ダラーとして知られるアブドルアジーズ国王研究・公文書財団は、サウジアラビア、アラビア半島、アラブ世界の歴史、地理、文学、遺産に関するサービスを専門とする機関として、1972年に設立された。サルマン国王がダラー理事会の議長を務めているのは、彼が支配者一族の一員であるだけでなく、サウジの歴史に個人的に関心を持っているからだ。だからこそ、2月22日を第1次サウード王国建国記念日(1727年にムハンマド・ビン・サウード氏が最初のサウジアラビア国家を建国したことを記念)として決定したことの意義があるのだ。

ビン・サウード氏は、アラビア中央部のディルイーヤを統一して支配し、そこに治安と安定を確立し、護衛隊を守り、人々が山賊や部族の襲撃、強盗を恐れることなく貿易や農業、商売ができる環境を提供した。

しかし、部族は支配欲が強く互いに争い、安全な環境を提供することは困難であった。これらの部族を統一したことは、ビン・サウード氏がこの都市国家にビル街を建設するための最初の道を切り開いた重要な政治的成果であり、より広範なプロジェクト形成の始まりであった。

歴史家たちは、1727年という年は重要であるにもかかわらず軽視し、ビン・サウード氏とシェイク・ムハンマド・ビン・アブドル・ワッハーブ氏が有名な協定に署名した1744年にばかり注目してきた。その主な理由は、サウジアラビアの語り手や歴史家の大半が自ら宗教学者であったか、あるいはその影響を受けていたためであり、特に一般市民の間で「宗教の歴史」が浸透していたためである。文章を書くことに秀でていた数少ない人々が、聖職者か、宗教警察(ムタワ)と呼ばれる人たちだったことも理由の一つだ。

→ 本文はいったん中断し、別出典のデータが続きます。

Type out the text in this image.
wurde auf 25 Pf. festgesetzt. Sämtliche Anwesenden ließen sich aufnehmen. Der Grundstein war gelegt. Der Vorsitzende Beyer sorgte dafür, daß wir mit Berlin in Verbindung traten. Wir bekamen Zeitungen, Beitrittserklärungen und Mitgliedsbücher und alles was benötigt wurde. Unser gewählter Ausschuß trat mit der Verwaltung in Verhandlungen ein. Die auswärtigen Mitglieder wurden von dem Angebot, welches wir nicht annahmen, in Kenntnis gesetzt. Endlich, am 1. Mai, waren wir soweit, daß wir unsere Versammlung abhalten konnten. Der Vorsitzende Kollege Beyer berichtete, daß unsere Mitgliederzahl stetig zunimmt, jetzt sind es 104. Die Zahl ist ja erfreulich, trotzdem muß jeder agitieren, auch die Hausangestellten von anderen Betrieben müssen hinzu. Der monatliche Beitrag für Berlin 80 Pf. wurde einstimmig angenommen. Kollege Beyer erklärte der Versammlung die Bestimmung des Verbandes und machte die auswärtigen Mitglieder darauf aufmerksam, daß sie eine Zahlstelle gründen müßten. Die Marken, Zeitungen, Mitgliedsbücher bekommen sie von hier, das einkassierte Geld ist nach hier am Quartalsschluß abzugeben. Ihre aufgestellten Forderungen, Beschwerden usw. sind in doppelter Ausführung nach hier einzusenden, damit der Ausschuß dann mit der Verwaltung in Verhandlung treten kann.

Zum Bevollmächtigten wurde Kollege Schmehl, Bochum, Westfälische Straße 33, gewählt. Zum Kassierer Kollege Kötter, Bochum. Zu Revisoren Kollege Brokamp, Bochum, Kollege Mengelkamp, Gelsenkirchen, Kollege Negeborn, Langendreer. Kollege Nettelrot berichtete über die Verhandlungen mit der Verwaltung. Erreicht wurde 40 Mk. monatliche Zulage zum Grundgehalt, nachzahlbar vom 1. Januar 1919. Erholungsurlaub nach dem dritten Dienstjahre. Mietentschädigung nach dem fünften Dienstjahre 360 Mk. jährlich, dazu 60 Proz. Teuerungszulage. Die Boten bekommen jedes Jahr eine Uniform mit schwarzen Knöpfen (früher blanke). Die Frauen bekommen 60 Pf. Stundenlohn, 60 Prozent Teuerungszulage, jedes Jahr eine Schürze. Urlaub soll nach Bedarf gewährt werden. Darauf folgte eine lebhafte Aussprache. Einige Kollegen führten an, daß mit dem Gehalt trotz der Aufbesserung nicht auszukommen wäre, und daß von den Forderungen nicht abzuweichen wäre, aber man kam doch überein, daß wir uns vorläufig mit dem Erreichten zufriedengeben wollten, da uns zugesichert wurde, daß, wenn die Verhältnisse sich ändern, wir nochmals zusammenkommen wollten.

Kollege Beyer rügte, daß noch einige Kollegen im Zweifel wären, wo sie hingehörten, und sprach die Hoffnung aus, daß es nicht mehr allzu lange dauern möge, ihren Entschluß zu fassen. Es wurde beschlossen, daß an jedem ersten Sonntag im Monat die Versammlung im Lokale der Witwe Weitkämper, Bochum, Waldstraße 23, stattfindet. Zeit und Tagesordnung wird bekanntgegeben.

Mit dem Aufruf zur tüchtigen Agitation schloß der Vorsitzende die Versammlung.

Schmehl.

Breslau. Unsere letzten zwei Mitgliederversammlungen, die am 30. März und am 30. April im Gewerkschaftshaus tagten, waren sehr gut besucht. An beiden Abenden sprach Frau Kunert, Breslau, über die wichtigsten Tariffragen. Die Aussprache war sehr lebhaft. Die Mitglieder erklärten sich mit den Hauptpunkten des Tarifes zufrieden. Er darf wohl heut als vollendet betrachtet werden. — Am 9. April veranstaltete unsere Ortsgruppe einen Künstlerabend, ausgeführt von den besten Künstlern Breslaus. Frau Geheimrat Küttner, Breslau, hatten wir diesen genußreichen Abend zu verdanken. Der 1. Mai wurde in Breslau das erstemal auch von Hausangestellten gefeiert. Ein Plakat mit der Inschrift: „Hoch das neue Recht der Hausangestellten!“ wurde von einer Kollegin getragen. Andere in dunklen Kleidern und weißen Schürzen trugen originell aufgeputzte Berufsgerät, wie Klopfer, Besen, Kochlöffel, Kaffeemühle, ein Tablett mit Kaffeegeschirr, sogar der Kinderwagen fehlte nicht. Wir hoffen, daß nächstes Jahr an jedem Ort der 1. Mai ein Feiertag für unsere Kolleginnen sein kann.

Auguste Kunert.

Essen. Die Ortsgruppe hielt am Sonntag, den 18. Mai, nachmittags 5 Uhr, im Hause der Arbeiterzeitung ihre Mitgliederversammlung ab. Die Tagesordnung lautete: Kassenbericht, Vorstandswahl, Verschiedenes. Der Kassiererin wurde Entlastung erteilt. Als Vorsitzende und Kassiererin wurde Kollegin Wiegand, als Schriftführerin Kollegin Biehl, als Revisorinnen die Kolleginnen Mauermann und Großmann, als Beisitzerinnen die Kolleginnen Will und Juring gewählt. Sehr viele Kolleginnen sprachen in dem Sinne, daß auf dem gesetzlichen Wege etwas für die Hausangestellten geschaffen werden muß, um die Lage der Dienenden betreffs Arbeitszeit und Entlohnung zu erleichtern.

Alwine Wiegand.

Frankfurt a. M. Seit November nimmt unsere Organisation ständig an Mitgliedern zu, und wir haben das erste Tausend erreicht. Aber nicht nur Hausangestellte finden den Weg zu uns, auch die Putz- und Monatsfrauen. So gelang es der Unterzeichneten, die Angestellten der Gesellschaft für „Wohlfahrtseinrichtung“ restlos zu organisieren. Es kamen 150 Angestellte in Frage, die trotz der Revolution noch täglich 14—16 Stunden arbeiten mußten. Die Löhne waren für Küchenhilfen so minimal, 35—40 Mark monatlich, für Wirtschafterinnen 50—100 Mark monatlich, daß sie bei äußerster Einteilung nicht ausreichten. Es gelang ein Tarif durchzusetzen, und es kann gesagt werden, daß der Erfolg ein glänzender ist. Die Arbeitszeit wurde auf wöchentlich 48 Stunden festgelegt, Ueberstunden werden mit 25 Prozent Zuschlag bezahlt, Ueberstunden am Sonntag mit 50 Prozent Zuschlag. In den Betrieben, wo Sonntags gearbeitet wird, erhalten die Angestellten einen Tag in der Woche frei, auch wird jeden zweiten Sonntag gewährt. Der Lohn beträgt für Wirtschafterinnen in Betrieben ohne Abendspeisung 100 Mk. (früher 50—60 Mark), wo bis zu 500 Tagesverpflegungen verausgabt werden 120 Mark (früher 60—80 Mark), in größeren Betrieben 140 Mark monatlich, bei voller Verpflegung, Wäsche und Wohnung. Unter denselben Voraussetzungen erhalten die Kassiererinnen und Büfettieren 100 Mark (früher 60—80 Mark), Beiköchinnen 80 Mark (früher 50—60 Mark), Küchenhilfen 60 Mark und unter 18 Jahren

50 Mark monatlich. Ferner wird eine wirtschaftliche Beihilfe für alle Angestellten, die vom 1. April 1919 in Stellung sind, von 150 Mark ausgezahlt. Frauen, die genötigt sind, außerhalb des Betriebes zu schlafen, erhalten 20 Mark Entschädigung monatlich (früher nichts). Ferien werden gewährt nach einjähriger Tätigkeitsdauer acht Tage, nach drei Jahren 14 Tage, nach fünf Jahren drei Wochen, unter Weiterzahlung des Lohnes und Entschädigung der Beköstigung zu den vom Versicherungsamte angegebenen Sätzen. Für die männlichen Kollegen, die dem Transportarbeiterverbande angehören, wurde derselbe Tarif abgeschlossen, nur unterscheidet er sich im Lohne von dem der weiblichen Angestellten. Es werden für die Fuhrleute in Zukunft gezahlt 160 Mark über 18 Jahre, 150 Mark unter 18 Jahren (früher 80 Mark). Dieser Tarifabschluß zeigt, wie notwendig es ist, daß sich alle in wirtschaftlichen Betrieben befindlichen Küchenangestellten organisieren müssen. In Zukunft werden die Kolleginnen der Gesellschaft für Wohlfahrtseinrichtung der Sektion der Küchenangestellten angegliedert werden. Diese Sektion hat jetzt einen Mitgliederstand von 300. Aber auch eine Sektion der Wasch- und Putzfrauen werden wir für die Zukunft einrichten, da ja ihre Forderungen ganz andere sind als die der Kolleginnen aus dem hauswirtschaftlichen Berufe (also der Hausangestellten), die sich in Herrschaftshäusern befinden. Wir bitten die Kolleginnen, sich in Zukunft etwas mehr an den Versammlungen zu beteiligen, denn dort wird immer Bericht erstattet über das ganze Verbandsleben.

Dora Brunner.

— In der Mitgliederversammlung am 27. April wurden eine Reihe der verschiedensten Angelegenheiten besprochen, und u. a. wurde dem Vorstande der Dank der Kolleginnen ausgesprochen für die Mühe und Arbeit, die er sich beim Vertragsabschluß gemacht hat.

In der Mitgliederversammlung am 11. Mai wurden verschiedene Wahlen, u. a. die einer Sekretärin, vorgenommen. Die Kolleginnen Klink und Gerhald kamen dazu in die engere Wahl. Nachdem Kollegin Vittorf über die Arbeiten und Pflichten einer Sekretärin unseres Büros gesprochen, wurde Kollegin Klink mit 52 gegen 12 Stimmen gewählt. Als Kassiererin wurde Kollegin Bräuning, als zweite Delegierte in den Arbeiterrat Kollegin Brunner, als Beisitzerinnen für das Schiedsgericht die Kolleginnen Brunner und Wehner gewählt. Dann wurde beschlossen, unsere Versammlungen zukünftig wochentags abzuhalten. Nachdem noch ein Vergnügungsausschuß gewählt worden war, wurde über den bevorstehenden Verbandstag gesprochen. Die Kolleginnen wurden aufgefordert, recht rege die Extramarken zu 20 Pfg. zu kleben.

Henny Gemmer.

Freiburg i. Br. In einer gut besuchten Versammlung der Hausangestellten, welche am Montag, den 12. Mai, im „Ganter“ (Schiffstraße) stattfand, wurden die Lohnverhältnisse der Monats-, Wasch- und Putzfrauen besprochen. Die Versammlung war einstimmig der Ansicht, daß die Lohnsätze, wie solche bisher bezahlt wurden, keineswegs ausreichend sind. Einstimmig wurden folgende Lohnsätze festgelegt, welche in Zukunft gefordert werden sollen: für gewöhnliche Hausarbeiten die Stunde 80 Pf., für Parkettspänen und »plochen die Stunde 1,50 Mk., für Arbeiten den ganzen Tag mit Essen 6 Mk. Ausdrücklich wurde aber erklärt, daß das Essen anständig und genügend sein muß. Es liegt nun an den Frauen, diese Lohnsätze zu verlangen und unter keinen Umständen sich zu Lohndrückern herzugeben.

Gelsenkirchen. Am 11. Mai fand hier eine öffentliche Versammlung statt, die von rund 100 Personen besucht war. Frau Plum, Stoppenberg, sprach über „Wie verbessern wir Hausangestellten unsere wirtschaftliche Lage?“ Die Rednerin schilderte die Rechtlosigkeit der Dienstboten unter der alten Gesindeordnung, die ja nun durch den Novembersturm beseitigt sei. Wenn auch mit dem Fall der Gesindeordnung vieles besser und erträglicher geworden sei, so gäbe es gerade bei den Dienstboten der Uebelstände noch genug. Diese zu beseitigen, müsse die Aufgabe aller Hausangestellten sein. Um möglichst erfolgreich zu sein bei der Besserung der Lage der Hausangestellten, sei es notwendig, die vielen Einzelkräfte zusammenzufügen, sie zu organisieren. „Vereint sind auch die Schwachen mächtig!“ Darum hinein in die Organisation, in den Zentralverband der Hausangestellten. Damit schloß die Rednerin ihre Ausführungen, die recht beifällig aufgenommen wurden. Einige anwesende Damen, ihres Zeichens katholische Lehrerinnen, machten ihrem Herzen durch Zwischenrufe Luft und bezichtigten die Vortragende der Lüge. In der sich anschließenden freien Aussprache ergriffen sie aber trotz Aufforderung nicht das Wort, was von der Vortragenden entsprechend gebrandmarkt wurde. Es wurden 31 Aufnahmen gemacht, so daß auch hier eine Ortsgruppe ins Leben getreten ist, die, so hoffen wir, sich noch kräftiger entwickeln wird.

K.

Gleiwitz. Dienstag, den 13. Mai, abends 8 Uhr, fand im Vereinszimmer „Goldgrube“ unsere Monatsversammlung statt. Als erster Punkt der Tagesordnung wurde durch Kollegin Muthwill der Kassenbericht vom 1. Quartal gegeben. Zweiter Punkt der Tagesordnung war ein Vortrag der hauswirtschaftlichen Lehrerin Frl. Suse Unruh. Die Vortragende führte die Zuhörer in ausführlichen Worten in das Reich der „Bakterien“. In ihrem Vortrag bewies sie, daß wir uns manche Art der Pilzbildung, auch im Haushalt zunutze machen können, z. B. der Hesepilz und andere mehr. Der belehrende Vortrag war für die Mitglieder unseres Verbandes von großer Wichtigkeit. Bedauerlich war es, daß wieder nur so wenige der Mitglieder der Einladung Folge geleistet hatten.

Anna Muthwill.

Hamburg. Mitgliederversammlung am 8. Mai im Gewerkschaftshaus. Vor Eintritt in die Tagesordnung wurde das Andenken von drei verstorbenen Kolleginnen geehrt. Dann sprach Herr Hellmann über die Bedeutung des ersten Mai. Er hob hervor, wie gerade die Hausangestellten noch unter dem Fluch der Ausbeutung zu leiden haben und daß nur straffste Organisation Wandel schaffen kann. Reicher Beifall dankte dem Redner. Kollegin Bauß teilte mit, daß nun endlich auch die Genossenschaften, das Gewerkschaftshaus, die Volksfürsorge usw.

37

アラビア半島の人々の生活に大きな影響を与えた宗教は、最初のサウジアラビアの国家形成について書かれた伝記の中核をなしていたが、実際の政治的行動はその約17年前に起こっていたのである。アブドル・ワッハーブ氏が家族を含む多くの住民から拒絶された後、自分の町アル・ウヤイナを離れ、ビン・サウード氏のもとに向かったという事実を忘れてはならない。ビン・サウード氏は、国家の建設、治安の確立、プロジェクトの開始のために役に立つ宗教演説があることを見出した。

そのため、ビン・サウード氏はアブドル・ワッハーブ氏に向き合うことはなかったが、むしろその逆のことが起こった。聖職者が、自分自身を守り、その呼びかけを広める目的で、政治家を利用したのである。

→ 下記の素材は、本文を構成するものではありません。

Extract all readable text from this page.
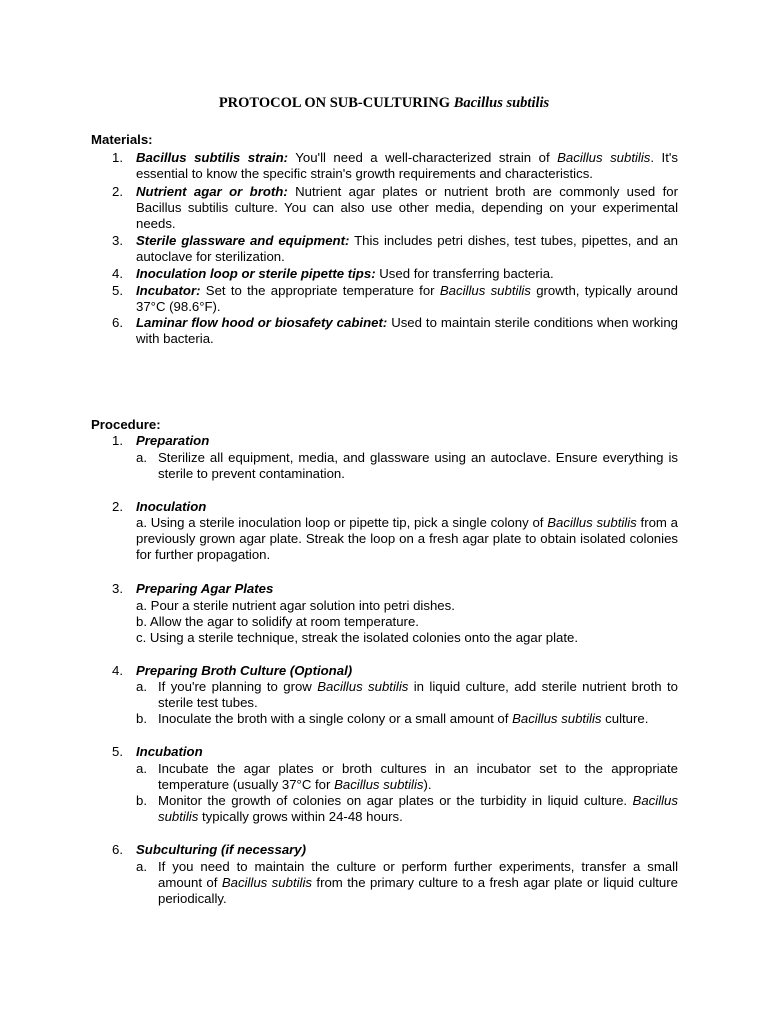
PROTOCOL ON SUB-CULTURING Bacillus subtilis
Materials:
1. Bacillus subtilis strain: You'll need a well-characterized strain of Bacillus subtilis. It's essential to know the specific strain's growth requirements and characteristics.
2. Nutrient agar or broth: Nutrient agar plates or nutrient broth are commonly used for Bacillus subtilis culture. You can also use other media, depending on your experimental needs.
3. Sterile glassware and equipment: This includes petri dishes, test tubes, pipettes, and an autoclave for sterilization.
4. Inoculation loop or sterile pipette tips: Used for transferring bacteria.
5. Incubator: Set to the appropriate temperature for Bacillus subtilis growth, typically around 37°C (98.6°F).
6. Laminar flow hood or biosafety cabinet: Used to maintain sterile conditions when working with bacteria.
Procedure:
1. Preparation
a. Sterilize all equipment, media, and glassware using an autoclave. Ensure everything is sterile to prevent contamination.
2. Inoculation
a. Using a sterile inoculation loop or pipette tip, pick a single colony of Bacillus subtilis from a previously grown agar plate. Streak the loop on a fresh agar plate to obtain isolated colonies for further propagation.
3. Preparing Agar Plates
a. Pour a sterile nutrient agar solution into petri dishes.
b. Allow the agar to solidify at room temperature.
c. Using a sterile technique, streak the isolated colonies onto the agar plate.
4. Preparing Broth Culture (Optional)
a. If you're planning to grow Bacillus subtilis in liquid culture, add sterile nutrient broth to sterile test tubes.
b. Inoculate the broth with a single colony or a small amount of Bacillus subtilis culture.
5. Incubation
a. Incubate the agar plates or broth cultures in an incubator set to the appropriate temperature (usually 37°C for Bacillus subtilis).
b. Monitor the growth of colonies on agar plates or the turbidity in liquid culture. Bacillus subtilis typically grows within 24-48 hours.
6. Subculturing (if necessary)
a. If you need to maintain the culture or perform further experiments, transfer a small amount of Bacillus subtilis from the primary culture to a fresh agar plate or liquid culture periodically.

従って、サウジアラビア政府が第1次サウード王国建国記念日を発表したことは、長年にわたって優勢であった歴史的な物語を修正するものである。それはまた、特定の教義の呼びかけによって枠にはめられることなく発展する、生きた存在としての国家の政治的・市民的基盤を強固にするものでもある。

サウジアラビアの統治の基本はビン・サウード氏とアブドル・ワッハーブ氏の協力と合意であり、この二重性こそがサウジの支配者に「正統性」を与え、それがなければ宗教的にも民衆的にも正統性を失い、その継続性すら疑われるということが大きくアピールされてきた。この説話は、サウジ国家が「ワッハーブ派」であり、アブドル・ワッハーブ氏の言説とイデオロギーを克服できない一方的な宗教観を持っているというイメージを伝えるという意味で危険である。

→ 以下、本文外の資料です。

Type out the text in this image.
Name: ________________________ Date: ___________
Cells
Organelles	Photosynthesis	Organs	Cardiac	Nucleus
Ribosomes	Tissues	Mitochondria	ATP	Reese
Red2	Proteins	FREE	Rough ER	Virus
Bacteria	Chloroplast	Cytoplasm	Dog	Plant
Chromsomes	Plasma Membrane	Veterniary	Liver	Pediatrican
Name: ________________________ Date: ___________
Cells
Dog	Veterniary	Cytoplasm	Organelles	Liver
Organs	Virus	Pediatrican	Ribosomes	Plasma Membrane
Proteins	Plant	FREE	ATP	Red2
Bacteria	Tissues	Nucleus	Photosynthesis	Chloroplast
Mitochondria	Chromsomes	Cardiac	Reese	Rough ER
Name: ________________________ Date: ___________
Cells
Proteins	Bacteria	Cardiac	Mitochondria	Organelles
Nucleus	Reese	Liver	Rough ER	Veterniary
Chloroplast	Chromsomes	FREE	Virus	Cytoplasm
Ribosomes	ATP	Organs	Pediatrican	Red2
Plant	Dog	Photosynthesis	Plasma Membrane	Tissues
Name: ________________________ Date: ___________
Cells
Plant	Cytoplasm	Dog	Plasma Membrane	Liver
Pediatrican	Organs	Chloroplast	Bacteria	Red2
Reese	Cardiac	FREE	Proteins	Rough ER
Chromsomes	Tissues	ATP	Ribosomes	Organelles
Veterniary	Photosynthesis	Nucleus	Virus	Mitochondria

イスラム過激派は、伝統的なサラフィストであれ政治的イスラム運動(たとえばムスリム同胞団やアル・スルーリア、同胞団の思想とサラフィストのイデオロギーが混じり合った「スルーリ・カレント(Srouri current)」など)であれ、政治目的のために「イマームとシェイク」の二元性を支持し、つまり特別な地位を享受していたのである。

第1次サウード王国建国記念日は、この政治と宗教の二元性を廃止し、宗教や教義に関係なく、この国家をその中で生きる個人の基準点とするものである。

この行為は、サウジアラビアの社会的、文化的、さらには宗教的概念における革命的変化のようなものだ。なぜなら、聖職者によって刻まれた古い歴史を帳消しにして、ビジョン2030が達成しようとする野心的目標に釣り合った新たな物語に置き換えるようなものだからだ。

強硬な聖職者たちがこの社会宗教的変化に厳しく反対することは言うまでもないが、それはビジョン2030の哲学的確立にとって重要である。国家を古代の歴史の重みから解放するリベラルで勇気ある文化がなければ、サウジアラビアの変革は不完全なものとなってしまうだろう。

今後は、第1次サウード王国建国記念日は2つの時代を区切り、国家の世俗性を優先し、宗教は個人と創造主との間の個人的な問題であるとする。個人は、この権利を保証する法律のもとで、自分の宗教的信念と儀式を実践する権利を有する。しかし、国家は時代遅れの歴史的事情にとらわれることはないだろう。